Wettbewerber realistisch einschätzen:buch3.1

  1. Die wenigsten Verkäufer haben eine realistische Vorstellung vom Wettbewerb. Die Stärken des Wettbewerbers werden zu hoch eingeschätzt. Die eigenen Schwächen auch
  2. 90 % aller Verkäufer in meinen Seminaren sagen, der Wettbewerb sei immer billiger. Das kommt daher, dass der Kunde als Grund für den verlorenen Auftrag den Preis nennt. Damit kann er seine Entscheidung gegenüber dem Verkäufer am einfachsten rechtfertigen.
  3. Das Wissen über den Wettbewerb kann sich der Verkäufer auf jeder Messe besorgen. Es gehört mit zu seinen Pflichten.
  4. Kenntnisse über den Wettbewerb gehören zum Fachwissen.
  5. Schwache Verkäufer lähmen sich, indem Sie zu sehr über die Stärken des Wettbewerbers nachdenken.

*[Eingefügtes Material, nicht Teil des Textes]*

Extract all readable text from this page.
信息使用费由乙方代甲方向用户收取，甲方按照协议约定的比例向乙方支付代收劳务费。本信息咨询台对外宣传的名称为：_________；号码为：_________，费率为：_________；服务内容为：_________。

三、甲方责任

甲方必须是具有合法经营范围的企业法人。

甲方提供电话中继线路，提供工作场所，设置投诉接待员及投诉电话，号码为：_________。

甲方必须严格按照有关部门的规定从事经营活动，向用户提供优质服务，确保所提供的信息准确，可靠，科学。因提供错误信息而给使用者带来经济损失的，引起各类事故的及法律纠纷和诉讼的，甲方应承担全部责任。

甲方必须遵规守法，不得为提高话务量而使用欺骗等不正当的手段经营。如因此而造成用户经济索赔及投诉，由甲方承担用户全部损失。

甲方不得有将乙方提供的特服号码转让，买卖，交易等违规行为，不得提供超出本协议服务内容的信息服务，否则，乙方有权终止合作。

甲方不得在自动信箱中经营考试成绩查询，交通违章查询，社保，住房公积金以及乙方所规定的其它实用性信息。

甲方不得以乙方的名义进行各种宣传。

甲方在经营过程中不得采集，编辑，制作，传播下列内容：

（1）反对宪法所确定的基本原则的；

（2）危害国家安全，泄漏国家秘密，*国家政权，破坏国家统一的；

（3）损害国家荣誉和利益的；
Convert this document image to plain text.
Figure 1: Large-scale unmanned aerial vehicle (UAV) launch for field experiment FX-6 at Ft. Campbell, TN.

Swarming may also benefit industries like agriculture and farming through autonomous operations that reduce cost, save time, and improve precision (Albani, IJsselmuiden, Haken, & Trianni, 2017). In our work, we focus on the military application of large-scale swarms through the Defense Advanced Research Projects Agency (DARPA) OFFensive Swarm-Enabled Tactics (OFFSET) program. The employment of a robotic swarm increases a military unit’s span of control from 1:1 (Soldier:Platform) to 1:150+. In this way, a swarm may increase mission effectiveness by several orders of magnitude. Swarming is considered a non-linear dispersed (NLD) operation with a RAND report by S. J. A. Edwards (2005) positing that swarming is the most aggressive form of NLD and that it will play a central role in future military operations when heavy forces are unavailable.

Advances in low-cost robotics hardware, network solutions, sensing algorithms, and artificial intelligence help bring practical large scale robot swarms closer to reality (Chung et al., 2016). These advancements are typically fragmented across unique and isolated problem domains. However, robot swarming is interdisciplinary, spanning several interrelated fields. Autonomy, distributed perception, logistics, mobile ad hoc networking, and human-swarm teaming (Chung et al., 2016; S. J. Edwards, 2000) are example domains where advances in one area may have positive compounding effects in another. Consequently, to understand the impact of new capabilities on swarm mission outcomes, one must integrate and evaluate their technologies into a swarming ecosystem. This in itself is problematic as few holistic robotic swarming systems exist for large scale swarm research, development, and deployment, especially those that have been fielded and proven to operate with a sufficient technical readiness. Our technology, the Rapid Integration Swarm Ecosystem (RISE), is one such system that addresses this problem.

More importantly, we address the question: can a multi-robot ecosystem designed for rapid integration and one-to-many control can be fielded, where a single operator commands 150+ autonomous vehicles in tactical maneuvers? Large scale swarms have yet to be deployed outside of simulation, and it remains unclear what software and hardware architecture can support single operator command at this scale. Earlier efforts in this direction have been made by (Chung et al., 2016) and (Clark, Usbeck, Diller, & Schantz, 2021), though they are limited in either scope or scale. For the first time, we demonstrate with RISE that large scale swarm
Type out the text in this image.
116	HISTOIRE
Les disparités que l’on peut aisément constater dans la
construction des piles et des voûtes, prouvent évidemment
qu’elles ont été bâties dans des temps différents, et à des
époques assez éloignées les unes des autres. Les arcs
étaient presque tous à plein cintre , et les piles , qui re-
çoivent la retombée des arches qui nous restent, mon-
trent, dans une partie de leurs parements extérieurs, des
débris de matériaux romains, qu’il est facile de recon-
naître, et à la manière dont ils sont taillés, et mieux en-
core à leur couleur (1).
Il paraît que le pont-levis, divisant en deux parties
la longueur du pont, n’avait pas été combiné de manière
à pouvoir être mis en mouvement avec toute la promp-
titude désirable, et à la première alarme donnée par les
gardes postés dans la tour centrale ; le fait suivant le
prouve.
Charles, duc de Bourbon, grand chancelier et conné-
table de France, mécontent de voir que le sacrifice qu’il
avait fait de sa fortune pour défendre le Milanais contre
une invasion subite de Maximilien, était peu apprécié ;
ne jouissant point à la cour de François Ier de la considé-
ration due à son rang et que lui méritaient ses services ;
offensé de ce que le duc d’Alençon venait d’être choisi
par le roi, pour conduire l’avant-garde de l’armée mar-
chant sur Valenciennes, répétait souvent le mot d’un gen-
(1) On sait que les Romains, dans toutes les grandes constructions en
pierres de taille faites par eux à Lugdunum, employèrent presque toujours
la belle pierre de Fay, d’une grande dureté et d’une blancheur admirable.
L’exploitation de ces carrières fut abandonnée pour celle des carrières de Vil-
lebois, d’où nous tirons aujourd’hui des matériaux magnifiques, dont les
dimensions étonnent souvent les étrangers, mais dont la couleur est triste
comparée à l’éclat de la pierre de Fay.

  6. Starke Verkäufer betrachten den Wettbewerb als Naturschutzgebiet. Sie nehmen dessen Stärken und Schwächen als gegeben hin und reden nicht ungefragt darüber. Statt dessen investieren ihr ganzes Hirnschmalz darauf, den Kunden von dem einzigartigen Nutzen Ihres Produktes zu überzeugen.